For those who are not aware, Tel Aviv now has a smaller version of Atlantic City’s famous Boardwalk. Located at what is still known as the Tel Aviv Port, this actual boardwalk contains a number of attractions, including popular restaurants and pubs, boutiques, and more recently a mobile unit for the Channel 24 music TV station.

The place has been exceptionally busy during the current Passover holiday, with people of all ages enjoying the Spring weather to come out to enjoy themselves, have a meal, or just hang out in front of the station booth and watch the people inside performing, as well as enjoying the live music. Those who have small kids can let them play in the large sand box on the sea side of the station, and even get an added treat by getting to see themselves on TV. A number of musical and other entertainment acts have also been performing on an outside stage, also courtesy of Channel 24.

Those who want to experience a rickshaw ride can do so with those red shirted guys whose shirts are stenciled with the words “Ask Me” boldly printed in English. Kids with bikes and skate boards also can have a blast in a section that seems specially designed for them to do various exercises on – as long as the place isn’t too crowded.

Even fishermen seem to like the place and you’ll find several of them throwing their lines out from either the boardwalk railing or from the old port jetty that is still in place from the times the place was an actual port.
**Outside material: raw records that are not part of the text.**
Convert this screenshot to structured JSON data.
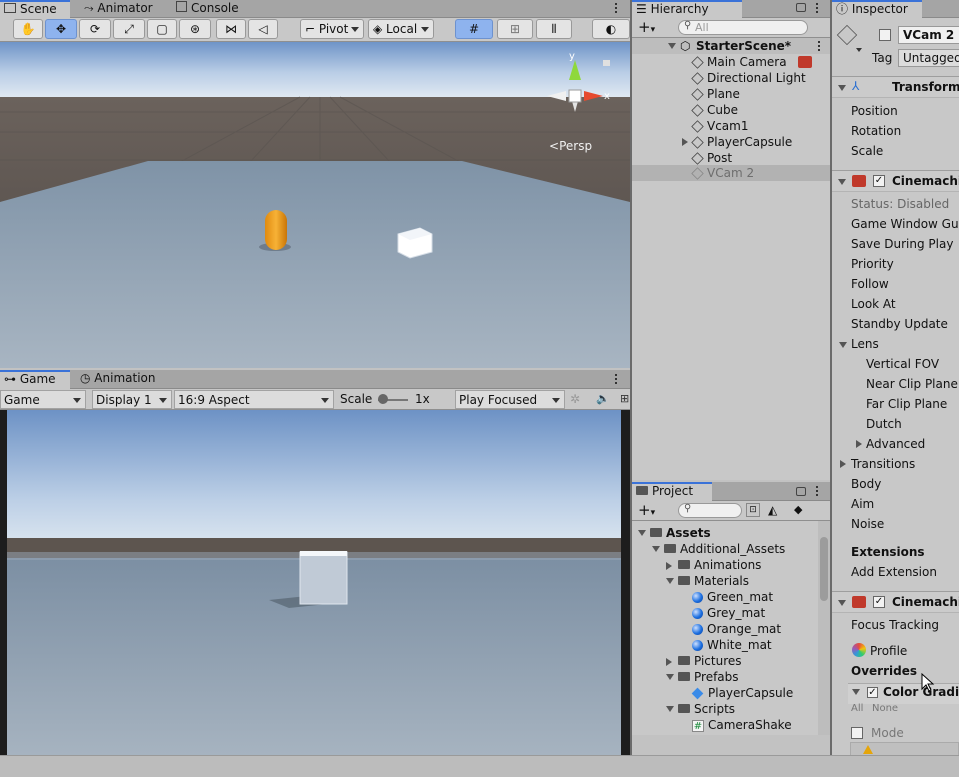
{
  "scene_panel": {
    "tabs": [
      "Scene",
      "Animator",
      "Console"
    ],
    "tools": {
      "pivot_label": "Pivot",
      "local_label": "Local"
    },
    "persp_label": "Persp",
    "gizmo_axes": {
      "y": "y",
      "x": "x"
    }
  },
  "game_panel": {
    "tabs": [
      "Game",
      "Animation"
    ],
    "display_dropdown": "Game",
    "display_select": "Display 1",
    "aspect_select": "16:9 Aspect",
    "scale_label": "Scale",
    "scale_value": "1x",
    "play_mode": "Play Focused"
  },
  "hierarchy": {
    "tab": "Hierarchy",
    "search_placeholder": "All",
    "scene_name": "StarterScene*",
    "items": [
      {
        "label": "Main Camera"
      },
      {
        "label": "Directional Light"
      },
      {
        "label": "Plane"
      },
      {
        "label": "Cube"
      },
      {
        "label": "Vcam1"
      },
      {
        "label": "PlayerCapsule"
      },
      {
        "label": "Post"
      },
      {
        "label": "VCam 2"
      }
    ]
  },
  "project": {
    "tab": "Project",
    "tree": [
      {
        "label": "Assets",
        "depth": 0,
        "icon": "folder-icon",
        "open": true
      },
      {
        "label": "Additional_Assets",
        "depth": 1,
        "icon": "folder-icon",
        "open": true
      },
      {
        "label": "Animations",
        "depth": 2,
        "icon": "folder-icon",
        "open": false
      },
      {
        "label": "Materials",
        "depth": 2,
        "icon": "folder-icon",
        "open": true
      },
      {
        "label": "Green_mat",
        "depth": 3,
        "icon": "material-icon"
      },
      {
        "label": "Grey_mat",
        "depth": 3,
        "icon": "material-icon"
      },
      {
        "label": "Orange_mat",
        "depth": 3,
        "icon": "material-icon"
      },
      {
        "label": "White_mat",
        "depth": 3,
        "icon": "material-icon"
      },
      {
        "label": "Pictures",
        "depth": 2,
        "icon": "folder-icon",
        "open": false
      },
      {
        "label": "Prefabs",
        "depth": 2,
        "icon": "folder-icon",
        "open": true
      },
      {
        "label": "PlayerCapsule",
        "depth": 3,
        "icon": "prefab-icon"
      },
      {
        "label": "Scripts",
        "depth": 2,
        "icon": "folder-icon",
        "open": true
      },
      {
        "label": "CameraShake",
        "depth": 3,
        "icon": "script-icon"
      }
    ]
  },
  "inspector": {
    "tab": "Inspector",
    "object_name": "VCam 2",
    "tag_label": "Tag",
    "tag_value": "Untagged",
    "transform_header": "Transform",
    "transform_rows": [
      "Position",
      "Rotation",
      "Scale"
    ],
    "cinemachine_header": "Cinemachin",
    "status": "Status: Disabled",
    "cm_rows": [
      "Game Window Guid",
      "Save During Play",
      "Priority",
      "Follow",
      "Look At",
      "Standby Update"
    ],
    "lens_label": "Lens",
    "lens_rows": [
      "Vertical FOV",
      "Near Clip Plane",
      "Far Clip Plane",
      "Dutch"
    ],
    "advanced_label": "Advanced",
    "transitions_label": "Transitions",
    "pipeline_rows": [
      "Body",
      "Aim",
      "Noise"
    ],
    "extensions_label": "Extensions",
    "add_extension_label": "Add Extension",
    "cinemachine2_header": "Cinemachin",
    "focus_tracking": "Focus Tracking",
    "profile_label": "Profile",
    "overrides_label": "Overrides",
    "color_grading_label": "Color Grading",
    "all_label": "All",
    "none_label": "None",
    "mode_label": "Mode"
  }
}
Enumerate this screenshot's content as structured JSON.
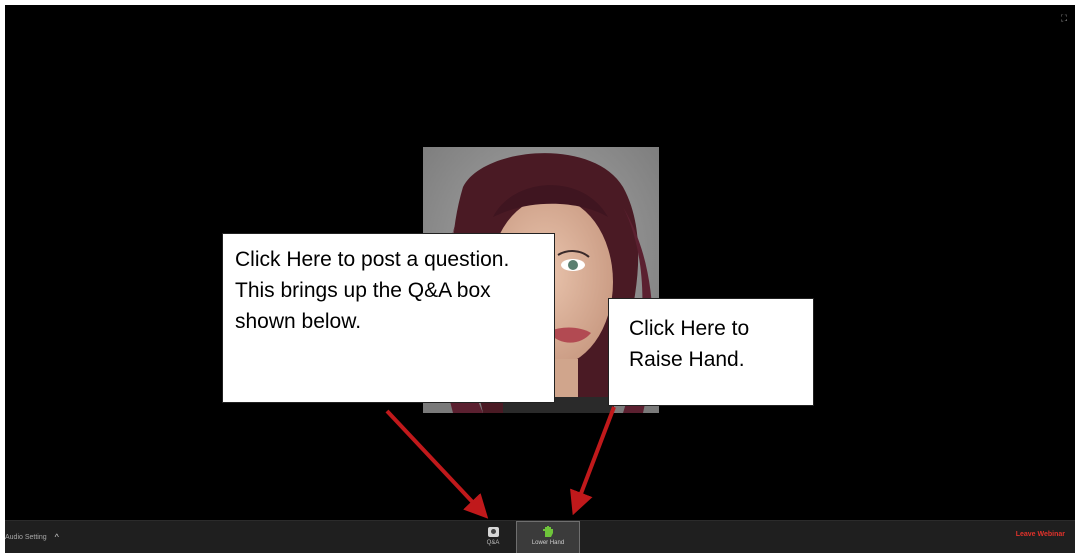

It might be interesting to add that what used to be old decaying warehouses for the port have now been turned into all kinds of businesses including shops, restaurants and even offices.

Parking is usually not a problem (depending on when you decide to show up) and plenty of free parking is available in the large Reading parking lot, only about a ten minute walk away. The Yarkon River, which runs by the eastern part of the port, has been made into a river walk, and worth a leisurely stroll.

The Port is in fact becoming so popular that for many things, it is even more of an “in place” than the promenade along the Tel Aviv beachfront. The rejuvenation of what was once a very seedy area, and frequented by not so pleasant people, has now become a Mecca for leisure time activities and even has a football pitch and large grassy area for various gatherings.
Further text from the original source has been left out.